Le groupe a dû investir sur le plan social notamment en raison des mauvaises conditions de vie et de travail dans ses unités, dénoncées par la presse internationale. En 2006, Le Monde évoquait ainsi ces milliers de saigneurs d’hévéas qui, "pour trois dollars par jour, (…) travaillent dans des conditions pires qu’il y a un siècle". La même année, l’ONU avait publié un rapport sur les "droits humains dans les plantations d’hévéas".

Accusations et impôts

L’entreprise a été accusée d’avoir fait travailler illégalement des enfants, ce qu’elle dément. Une accusation dont elle a été lavée devant un tribunal américain en 2011. En 2014, des médias américains, le site ProPublica et la chaîne PBS, ont par ailleurs affirmé qu’elle avait soutenu le régime du sanguinaire Charles Taylor, condamné par la suite pour crimes contre l’humanité. Des allégations niées par Firestone. La société assure avoir seulement payé des impôts, comme l'exige n'importe quel gouvernement. Depuis 2004, indiquait-elle en 2016, elle a versé environ un milliard de dollars (près de 885 millions d'euros) de recettes fiscales au Liberia, où peu de multinationales sont installées.
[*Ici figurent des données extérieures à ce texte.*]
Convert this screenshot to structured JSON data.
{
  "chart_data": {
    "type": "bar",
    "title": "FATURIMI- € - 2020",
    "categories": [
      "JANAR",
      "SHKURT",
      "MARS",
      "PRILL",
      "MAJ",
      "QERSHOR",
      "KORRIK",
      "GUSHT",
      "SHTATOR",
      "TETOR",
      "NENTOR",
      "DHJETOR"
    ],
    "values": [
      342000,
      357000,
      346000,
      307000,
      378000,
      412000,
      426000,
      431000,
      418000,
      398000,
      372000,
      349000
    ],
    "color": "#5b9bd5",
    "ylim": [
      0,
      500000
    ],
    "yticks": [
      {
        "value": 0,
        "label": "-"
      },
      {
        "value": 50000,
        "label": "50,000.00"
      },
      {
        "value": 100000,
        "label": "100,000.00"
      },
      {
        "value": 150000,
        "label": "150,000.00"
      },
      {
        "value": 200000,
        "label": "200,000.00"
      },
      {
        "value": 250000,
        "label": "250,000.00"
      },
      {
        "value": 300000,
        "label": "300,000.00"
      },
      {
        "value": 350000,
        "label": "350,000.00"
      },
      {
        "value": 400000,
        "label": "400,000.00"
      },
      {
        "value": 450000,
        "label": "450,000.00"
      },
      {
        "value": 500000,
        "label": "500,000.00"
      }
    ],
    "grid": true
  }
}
Dans un communiqué publié en novembre 2018, les syndicats libériens ont dénoncé "des conditions de travail et de vie des travailleurs épouvantables" au sein de l'entreprise. De son côté, celle-ci promet que les personnes qui vont être licenciées seront indemnisés "conformément au droit du travail libérien". Selon l’AFP, se faire licencier dans le pays signifie "bien souvent seulement six semaines d’indemnités". Sans parler de la perte de tous les avantages matériels apportés par la multinationale. Précision : le PIB par habitant au Liberia était de 473 dollars en 2016, selon la Banque mondiale.